Poser over baby Bigfoot poachers
21 Apr 2006
R. Sittamparam
KOTA TINGGI: Could the people in four-wheel-drive vehicles and a truck purportedly carrying a baby Bigfoot, who dropped in for dinner at a restaurant at a rest area at Felda Tenggaroh 2 here last month, be poachers?
This is the question on the minds of people at the rest area who saw the group of about 20 men and their vehicles bearing the Wildlife Department licence plates.
The Wildlife Department has denied that such an operation was carried out by its officers.
They are now asking if the group, which had also been seen at two other rest stops along Jalan Mersing and the town area around the same time, could be Bigfoot poachers.
According to people at Felda Tenggaroh 2, it was raining at the time and the casually-dressed men who arrived in their mud-splattered vehicles were sitting near the shop after having their dinner.
Some of the men were seen chatting with a couple of salesgirls at a shop, and when asked where they came from, they said had come from the jungle further up Jalan Mersing.

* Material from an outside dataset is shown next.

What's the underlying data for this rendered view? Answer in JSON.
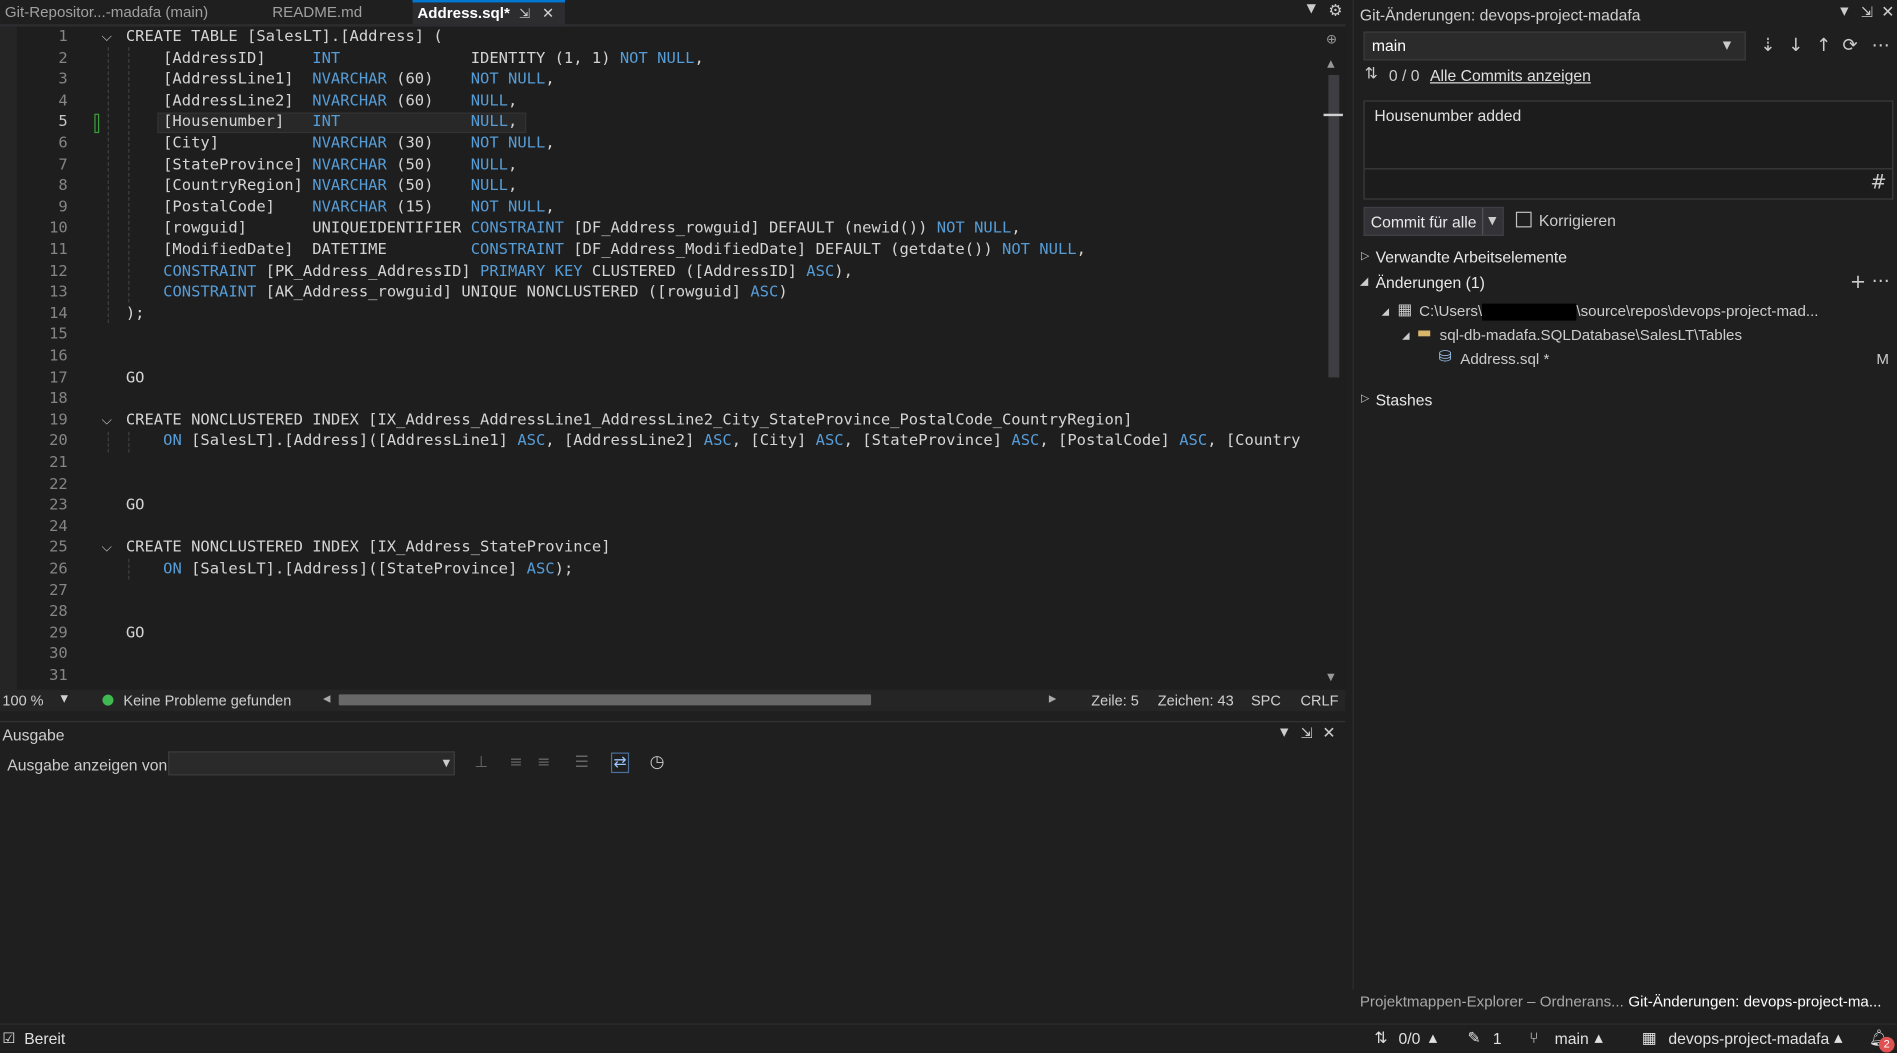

The men also told the girls that they had come from Kuala Lumpur and had camped in the jungle for the past two or three days, adding that they had shot a baby Bigfoot using a tranquiliser gun.
When the girls asked if it was a mawas (orang utan) they had shot, the men confirmed that it was indeed a Bigfoot creature and volunteered to show it to them.
However, when the girls went outside the shop with the men, the truck where the baby Bigfoot was believed to have been kept, was just being driven away.
Met yesterday, the girls said following a newspaper report on their story about the Bigfoot hunters on Wednesday, officers from the district Wildlife Department had quizzed them on the validity of their story.
The girls, who did not wish to be named, said they told the officers what they had seen and heard from members of the expedition group last month.
A businessman at the Kota Tinggi town area, who had also met the expedition members, claimed that he had taken a peek into the truck purportedly containing the Bigfoot and saw something big lying inside.
However, as the window screen of the truck was tinted, he could not see the creature clearly.
He added that the group members had turned down his request to photograph the creature with his camera phone.
Meanwhile, bio-diversity researcher Vincent Chow said there was absolutely no protection for the Johor Bigfoot and, therefore, it was easy for poachers to capture them.
"The Bigfoot, which has been frequently sighted at the fringes of the jungle here recently, has not been placed on the State’s list of endangered species and no law has been drawn up to protect them.
"This is a dangerous situation and if nothing is done, the Bigfoot population in our jungles could be wiped out," he said.